Her mother's eyes smiled back sympathy.

"It's unlucky for Mollie and Crow not to be together," she said, "but of course Lady Shard wants Mollie and of course she can't leave Sir Marmaduke alone, so we others must e'en put up with it all. Something will turn up presently. I feel it in my bones," said Mrs. Romilly, "and meanwhile don't let's cross bridges before we come to them. I know nothing will be as bad as one fears, it never is."

She looked at Adrian, who made no response.

"Let's hope," said Crow.

"Has Mollie gone?" asked Pamela, suddenly thinking of an explanation for the motor-car. She put her foot in it, of course.

"My good girl, do have a grain of sense," begged Adrian, "how could she be gone, when she was out on the Messenger with us till nearly seven o'clock?"

"She goes to-morrow," explained Christobel, "not finally of course. She comes back about Tuesday--she's got to pack and take up things Lady Shard wants, you see. Then she'll go for good--I mean for about six weeks--after that."
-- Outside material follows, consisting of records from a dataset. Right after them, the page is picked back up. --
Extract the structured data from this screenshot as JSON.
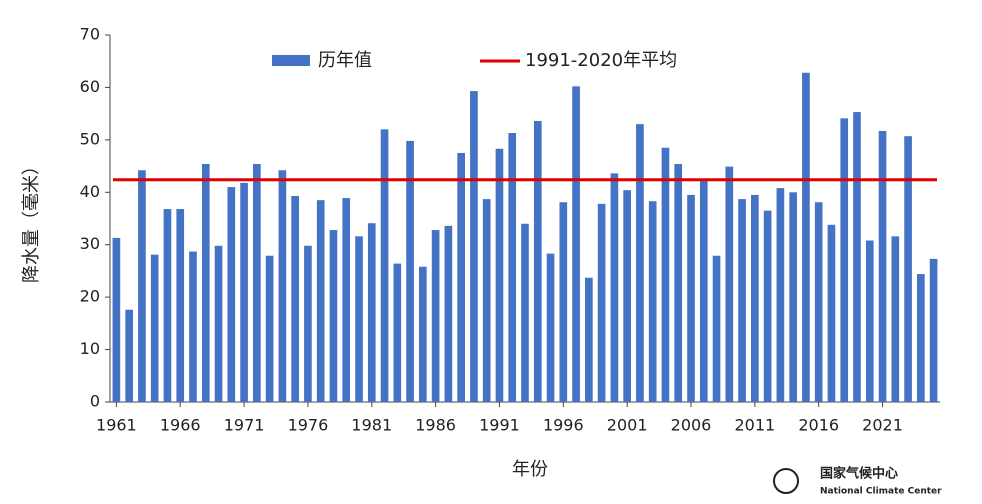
{
  "chart_data": {
    "type": "bar",
    "y_label": "降水量（毫米）",
    "x_label": "年份",
    "categories": [
      "1961",
      null,
      null,
      null,
      null,
      "1966",
      null,
      null,
      null,
      null,
      "1971",
      null,
      null,
      null,
      null,
      "1976",
      null,
      null,
      null,
      null,
      "1981",
      null,
      null,
      null,
      null,
      "1986",
      null,
      null,
      null,
      null,
      "1991",
      null,
      null,
      null,
      null,
      "1996",
      null,
      null,
      null,
      null,
      "2001",
      null,
      null,
      null,
      null,
      "2006",
      null,
      null,
      null,
      null,
      "2011",
      null,
      null,
      null,
      null,
      "2016",
      null,
      null,
      null,
      null,
      "2021",
      null,
      null,
      null,
      null
    ],
    "series": [
      {
        "name": "历年值",
        "color": "#4472c4",
        "values": [
          31.3,
          17.6,
          44.2,
          28.1,
          36.8,
          36.8,
          28.7,
          45.4,
          29.8,
          41.0,
          41.8,
          45.4,
          27.9,
          44.2,
          39.3,
          29.8,
          38.5,
          32.8,
          38.9,
          31.6,
          34.1,
          52.0,
          26.4,
          49.8,
          25.8,
          32.8,
          33.6,
          47.5,
          59.3,
          38.7,
          48.3,
          51.3,
          34.0,
          53.6,
          28.3,
          38.1,
          60.2,
          23.7,
          37.8,
          43.6,
          40.4,
          53.0,
          38.3,
          48.5,
          45.4,
          39.5,
          42.2,
          27.9,
          44.9,
          38.7,
          39.5,
          36.5,
          40.8,
          40.0,
          62.8,
          38.1,
          33.8,
          54.1,
          55.3,
          30.8,
          51.7,
          31.6,
          50.7,
          24.4,
          27.3
        ]
      }
    ],
    "average": {
      "name": "1991-2020年平均",
      "value": 42.4,
      "color": "#e00000"
    },
    "ylim": [
      0,
      70
    ],
    "yticks": [
      0,
      10,
      20,
      30,
      40,
      50,
      60,
      70
    ],
    "source": {
      "name": "国家气候中心",
      "name_en": "National Climate Center"
    }
  }
}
Pamela made no comment. She was trying to fit that car piled with luggage into this sudden development of Bell Bay doings. Hitherto, the great K.C. and his wife had been to and fro constantly winter as well as summer. Miss Ashington--commonly called "Auntie A.", as her name was Adelaide Ashington--had been in residence nearly always. She was Lady Shard's sister, and a person positively made up of schemes--which never seemed to come off, and were, as a rule, dropped in favour of something more arresting. At present, the farming problem was her hobby, and she was full of an idea for milking cows once a day at eleven o'clock in the morning, so that land-girls need not get up so early, and farmers could do with less labour. The trouble, though, seemed to be that the cows would not agree to this excellent plan. However, Auntie A. did not despair of bringing them also to a sense of duty, and meanwhile she stayed at Crown Hill doing no one any harm, which was something to be thankful for.

It appeared then a settled question that the Shards would not come to Bell Bay until summer was well nigh through. Penberthy would no longer be available, and the lovely yacht would be on her moorings--useless to the Romilly party. It certainly was a sorrowful outlook for Adrian. As Christobel said afterwards to Pamela: "If Addie had never been able to use the yawl almost like his own it wouldn't have mattered." But he had; and of course nothing could make up for it.

Pamela thought that week-end was one of the most dismal she had ever spent. Indeed it was so gloomy that she forgot about the motor-car mystery and surprising visit of Sir Marmaduke; all her mind and efforts--hers and Crow's--were spent in trying to devise a new and interesting way of passing time. Mrs. Romilly was willing to fall in with any plan, even to the extent of hiring a sailing-boat of a size suitable. She was ready to suppress her own feelings in the matter--they would have been distinctly anxious--and let Adrian go to Salterne and find something; an open boat with a sail.